In 1955, Sports Illustrated explained how it all went down:

The first first-ball pitcher was a portly right-hander from Cincinnati named William Howard Taft, who threw from under a tall silk hat his first time out. The year was 1910, and Taft opened the baseball season at the request of Ban Johnson, president of the American League. Johnson thought the Presidential appearance would give a lift to sagging attendance, and it did. Twelve thousand fans — a record Washington turnout — were on hand to cheer Taft and the baseball Senators. Although Taft‘s ample girth was not prohibitive for a pitcher, as Fred Fitzsimmons and Hugh Casey later proved in competition, he was wild. Having shed his gray kid gloves, he wound up and let fly towards Catcher Gabby Street, who was waiting at home plate. To everyone’s surprise, the ball sailed off to starboard and into the glove of Pitcher Walter Johnson, who was observing the event from the mound.
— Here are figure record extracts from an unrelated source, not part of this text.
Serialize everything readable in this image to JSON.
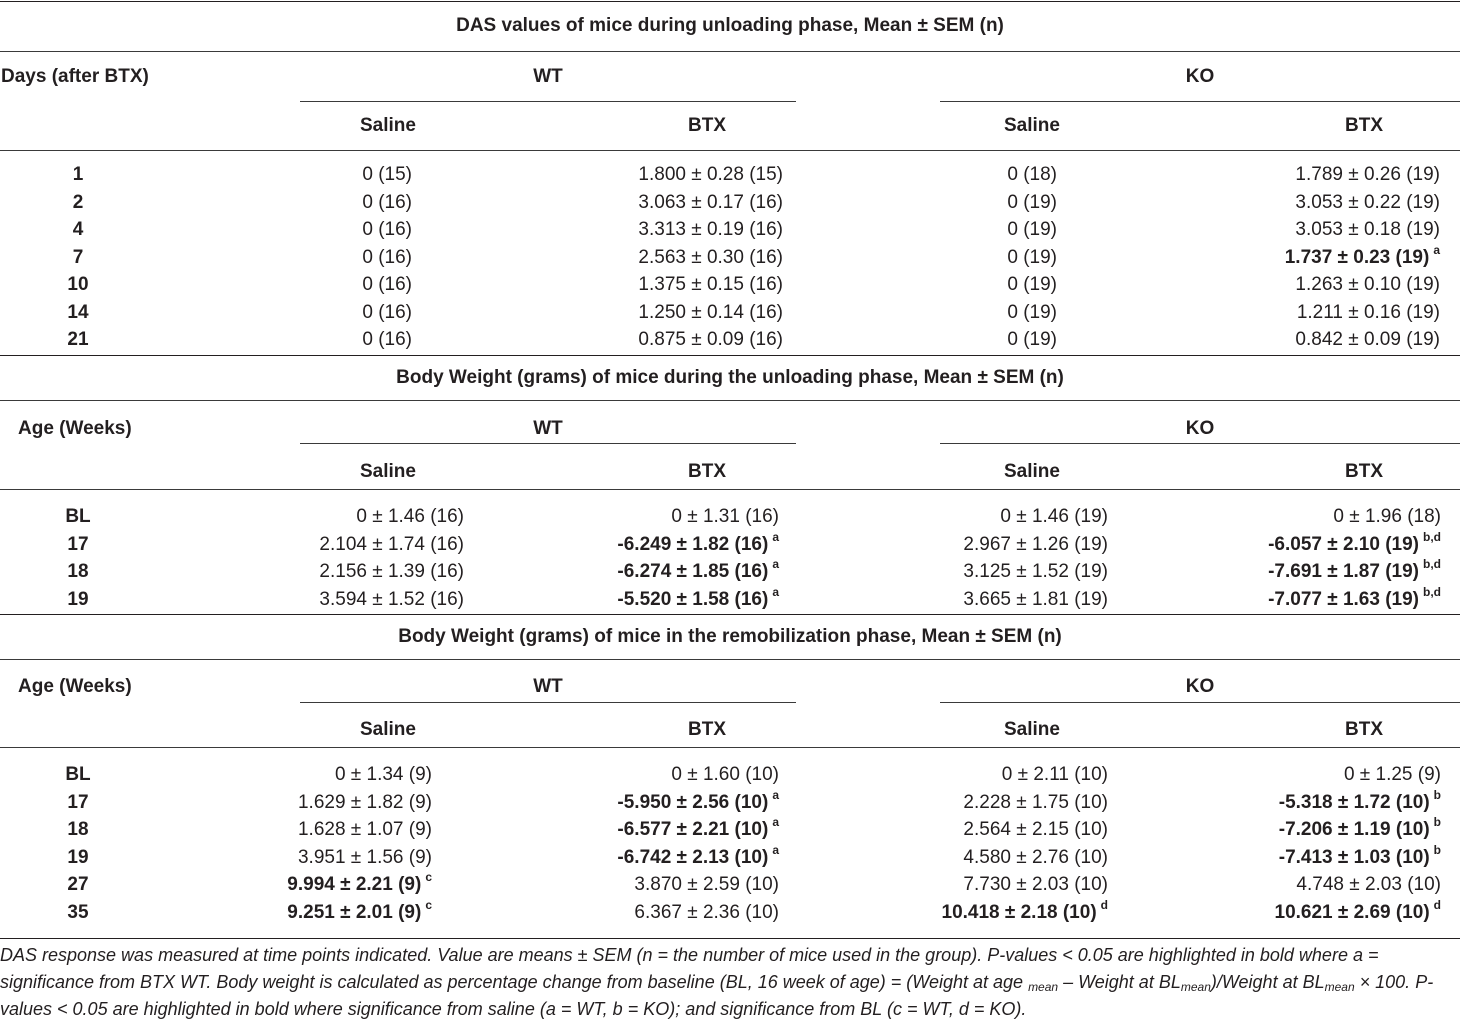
{
  "sections": [
    {
      "title": "DAS values of mice during unloading phase, Mean ± SEM (n)",
      "row_header": "Days (after BTX)",
      "group_wt": "WT",
      "group_ko": "KO",
      "col_saline_wt": "Saline",
      "col_btx_wt": "BTX",
      "col_saline_ko": "Saline",
      "col_btx_ko": "BTX",
      "rows": [
        {
          "label": "1",
          "cells": [
            {
              "text": "0 (15)"
            },
            {
              "text": "1.800 ± 0.28 (15)"
            },
            {
              "text": "0 (18)"
            },
            {
              "text": "1.789 ± 0.26 (19)"
            }
          ]
        },
        {
          "label": "2",
          "cells": [
            {
              "text": "0 (16)"
            },
            {
              "text": "3.063 ± 0.17 (16)"
            },
            {
              "text": "0 (19)"
            },
            {
              "text": "3.053 ± 0.22 (19)"
            }
          ]
        },
        {
          "label": "4",
          "cells": [
            {
              "text": "0 (16)"
            },
            {
              "text": "3.313 ± 0.19 (16)"
            },
            {
              "text": "0 (19)"
            },
            {
              "text": "3.053 ± 0.18 (19)"
            }
          ]
        },
        {
          "label": "7",
          "cells": [
            {
              "text": "0 (16)"
            },
            {
              "text": "2.563 ± 0.30 (16)"
            },
            {
              "text": "0 (19)"
            },
            {
              "text": "1.737 ± 0.23 (19)",
              "sup": "a",
              "bold": true
            }
          ]
        },
        {
          "label": "10",
          "cells": [
            {
              "text": "0 (16)"
            },
            {
              "text": "1.375 ± 0.15 (16)"
            },
            {
              "text": "0 (19)"
            },
            {
              "text": "1.263 ± 0.10 (19)"
            }
          ]
        },
        {
          "label": "14",
          "cells": [
            {
              "text": "0 (16)"
            },
            {
              "text": "1.250 ± 0.14 (16)"
            },
            {
              "text": "0 (19)"
            },
            {
              "text": "1.211 ± 0.16 (19)"
            }
          ]
        },
        {
          "label": "21",
          "cells": [
            {
              "text": "0 (16)"
            },
            {
              "text": "0.875 ± 0.09 (16)"
            },
            {
              "text": "0 (19)"
            },
            {
              "text": "0.842 ± 0.09 (19)"
            }
          ]
        }
      ]
    },
    {
      "title": "Body Weight (grams) of mice during the unloading phase, Mean ± SEM (n)",
      "row_header": "Age (Weeks)",
      "group_wt": "WT",
      "group_ko": "KO",
      "col_saline_wt": "Saline",
      "col_btx_wt": "BTX",
      "col_saline_ko": "Saline",
      "col_btx_ko": "BTX",
      "rows": [
        {
          "label": "BL",
          "cells": [
            {
              "text": "0 ± 1.46 (16)"
            },
            {
              "text": "0 ± 1.31 (16)"
            },
            {
              "text": "0 ± 1.46 (19)"
            },
            {
              "text": "0 ± 1.96 (18)"
            }
          ]
        },
        {
          "label": "17",
          "cells": [
            {
              "text": "2.104 ± 1.74 (16)"
            },
            {
              "text": "-6.249 ± 1.82 (16)",
              "sup": "a",
              "bold": true
            },
            {
              "text": "2.967 ± 1.26 (19)"
            },
            {
              "text": "-6.057 ± 2.10 (19)",
              "sup": "b,d",
              "bold": true
            }
          ]
        },
        {
          "label": "18",
          "cells": [
            {
              "text": "2.156 ± 1.39 (16)"
            },
            {
              "text": "-6.274 ± 1.85 (16)",
              "sup": "a",
              "bold": true
            },
            {
              "text": "3.125 ± 1.52 (19)"
            },
            {
              "text": "-7.691 ± 1.87 (19)",
              "sup": "b,d",
              "bold": true
            }
          ]
        },
        {
          "label": "19",
          "cells": [
            {
              "text": "3.594 ± 1.52 (16)"
            },
            {
              "text": "-5.520 ± 1.58 (16)",
              "sup": "a",
              "bold": true
            },
            {
              "text": "3.665 ± 1.81 (19)"
            },
            {
              "text": "-7.077 ± 1.63 (19)",
              "sup": "b,d",
              "bold": true
            }
          ]
        }
      ]
    },
    {
      "title": "Body Weight (grams) of mice in the remobilization phase, Mean ± SEM (n)",
      "row_header": "Age (Weeks)",
      "group_wt": "WT",
      "group_ko": "KO",
      "col_saline_wt": "Saline",
      "col_btx_wt": "BTX",
      "col_saline_ko": "Saline",
      "col_btx_ko": "BTX",
      "rows": [
        {
          "label": "BL",
          "cells": [
            {
              "text": "0 ± 1.34 (9)"
            },
            {
              "text": "0 ± 1.60 (10)"
            },
            {
              "text": "0 ± 2.11 (10)"
            },
            {
              "text": "0 ± 1.25 (9)"
            }
          ]
        },
        {
          "label": "17",
          "cells": [
            {
              "text": "1.629 ± 1.82 (9)"
            },
            {
              "text": "-5.950 ± 2.56 (10)",
              "sup": "a",
              "bold": true
            },
            {
              "text": "2.228 ± 1.75 (10)"
            },
            {
              "text": "-5.318 ± 1.72 (10)",
              "sup": "b",
              "bold": true
            }
          ]
        },
        {
          "label": "18",
          "cells": [
            {
              "text": "1.628 ± 1.07 (9)"
            },
            {
              "text": "-6.577 ± 2.21 (10)",
              "sup": "a",
              "bold": true
            },
            {
              "text": "2.564 ± 2.15 (10)"
            },
            {
              "text": "-7.206 ± 1.19 (10)",
              "sup": "b",
              "bold": true
            }
          ]
        },
        {
          "label": "19",
          "cells": [
            {
              "text": "3.951 ± 1.56 (9)"
            },
            {
              "text": "-6.742 ± 2.13 (10)",
              "sup": "a",
              "bold": true
            },
            {
              "text": "4.580 ± 2.76 (10)"
            },
            {
              "text": "-7.413 ± 1.03 (10)",
              "sup": "b",
              "bold": true
            }
          ]
        },
        {
          "label": "27",
          "cells": [
            {
              "text": "9.994 ± 2.21 (9)",
              "sup": "c",
              "bold": true
            },
            {
              "text": "3.870 ± 2.59 (10)"
            },
            {
              "text": "7.730 ± 2.03 (10)"
            },
            {
              "text": "4.748 ± 2.03 (10)"
            }
          ]
        },
        {
          "label": "35",
          "cells": [
            {
              "text": "9.251 ± 2.01 (9)",
              "sup": "c",
              "bold": true
            },
            {
              "text": "6.367 ± 2.36 (10)"
            },
            {
              "text": "10.418 ± 2.18 (10)",
              "sup": "d",
              "bold": true
            },
            {
              "text": "10.621 ± 2.69 (10)",
              "sup": "d",
              "bold": true
            }
          ]
        }
      ]
    }
  ],
  "footnote": {
    "p1": "DAS response was measured at time points indicated. Value are means ± SEM (n = the number of mice used in the group). P-values < 0.05 are highlighted in bold where a = significance from BTX WT. Body weight is calculated as percentage change from baseline (BL, 16 week of age) = (Weight at age ",
    "sub1": "mean",
    "p2": " – Weight at BL",
    "sub2": "mean",
    "p3": ")/Weight at BL",
    "sub3": "mean",
    "p4": " × 100. P-values < 0.05 are highlighted in bold where significance from saline (a = WT, b = KO); and significance from BL (c = WT, d = KO)."
  }
}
Taft was an notable baseball fan himself, and said that he hoped that having the “temporary first magistrate” — the president, that is — at a game would encourage other Americans to enjoy such “healthy amusement.” But Sports Illustrated reported that, up until that point in 1955, President Wilson had been the biggest fan of the game and President Harding — who had once owned a team — “displayed the only real Presidential fireball.”

The tradition has not continued uninterrupted for 107 years — for example, as Josh Leventhal writes in his history of baseball, it hasn’t always seemed appropriate in times of tragedy: the 1912 pitch was thrown by the Vice President rather than Taft himself because the Titanic had only just sunk, and FDR skipped the game during the World War II years. Some presidents have chosen to throw the pitch for only some of their years in office, and Jimmy Carter opted to do so for the World Series rather than Opening Day.

Over the years, the norm evolved from a toss from the grandstand to an on-the-field throw.

But one thing has remained the same over the years — a phenomenon that the Washington Post put into words in 1953 when Eisenhower almost missed Opening Day, Sports Illustrated reported. Having the President there to throw out that pitch may not matter for the score, but, “It lets the entire nation know it is now time to play ball.”